How Prompt Caching Cuts Your API Costs by Up to 90%

Overclock Team·March 24, 2026

What is prompt caching?

Prompt caching is an Anthropic API feature that lets you mark certain parts of your prompt as cacheable. When the API sees the same content in a subsequent request, it reads from cache instead of reprocessing — and charges you just 10% of the normal input token price for cached tokens.

Overclock configures this automatically. You don't need to do anything — caching is built into how we structure API requests.

What gets cached?

In a typical Overclock session, your API requests contain several types of content:

System prompt — The instructions that tell Claude how to behave as a coding assistant
Tools definition — The specifications for all available tools (Read, Write, Edit, Bash, Glob, Grep, etc.)
CLAUDE.md — Your project-specific instructions file
Conversation history — Previous messages in the session
Current message — Your latest prompt

Items 1–3 are static — they don't change between prompts in the same session. This is the content that benefits most from caching.

The two TTL tiers

Anthropic's caching system has two time-to-live (TTL) tiers:

5-minute TTL (standard cache)

Most cached content has a 5-minute TTL. If you send another request within 5 minutes, the cached tokens are read at 10% cost. The timer resets with each cache hit, so continuous coding keeps the cache warm.

1-hour TTL (extended cache)

Certain content — including content marked with the extended cache control — gets a 1-hour TTL. Overclock uses this for your CLAUDE.md file, which means your project context survives longer gaps between prompts. Step away for lunch, come back, and your CLAUDE.md is still cached.

The cost math

Let's look at a concrete example. A typical Overclock request might contain:

Component	Tokens	Without caching	With caching
System prompt	~2,000	$0.030	$0.003
Tools definition	~15,000	$0.225	$0.023
CLAUDE.md	~3,000	$0.045	$0.005
Conversation history	~5,000	$0.075	$0.075
Current message	~500	$0.008	$0.008
Total input	~25,500	$0.383	$0.114

Prices based on Claude Sonnet 4 input pricing at $15/MTok. Cached read at $1.50/MTok.

That's a 70% reduction on this single request. The savings are even greater when the tools definition is larger or when conversation history starts getting cached too.
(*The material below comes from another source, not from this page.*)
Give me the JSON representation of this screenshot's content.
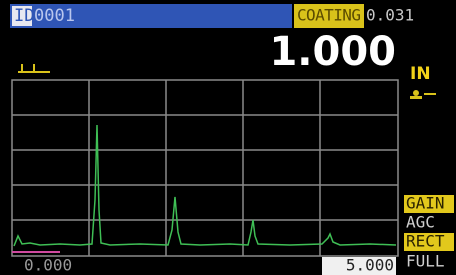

Over a full session of 20+ prompts, the cumulative savings on static content are substantial — often reaching 80–90% reduction in input token costs.

How Overclock configures it

You don't need to set up anything. Overclock automatically:

Marks the system prompt with cache control headers
Marks the tools definition with cache control headers
Marks your CLAUDE.md with extended (1-hour) cache control
Structures requests so cached content appears first (cache requires prefix matching)

The first request in a session pays full price for input tokens plus a small cache write fee. Every subsequent request benefits from cached reads.

Cache write costs

There's a small premium for the initial cache write — Anthropic charges 25% more than the normal input price for the first time content is cached. But this is a one-time cost per cache entry, and it pays for itself after just 2 subsequent requests.

What you see in the dashboard

Your Overclock usage dashboard at overclock.win shows:

Cache read tokens — How many tokens were read from cache (at 10% cost)
Cache write tokens — How many tokens were written to cache (at 125% cost)
Uncached input tokens — Tokens that weren't cached (full price)
Effective savings — The percentage you saved compared to no caching

This transparency is part of the BYOK model — you see exactly what you're paying for.

Tips for maximizing cache savings

Keep sessions alive: The cache stays warm as long as you keep prompting. Rapid-fire prompts in a focused session maximize savings.
Write a good CLAUDE.md: Since it gets the 1-hour TTL, a comprehensive CLAUDE.md means more context is cached for longer.
Don't worry about prompt length: Longer static context actually benefits more from caching, since the absolute savings are larger.

Prompt caching is one of the key reasons the BYOK model works so well. You're paying Anthropic directly at their rates, and caching ensures those rates are as low as possible.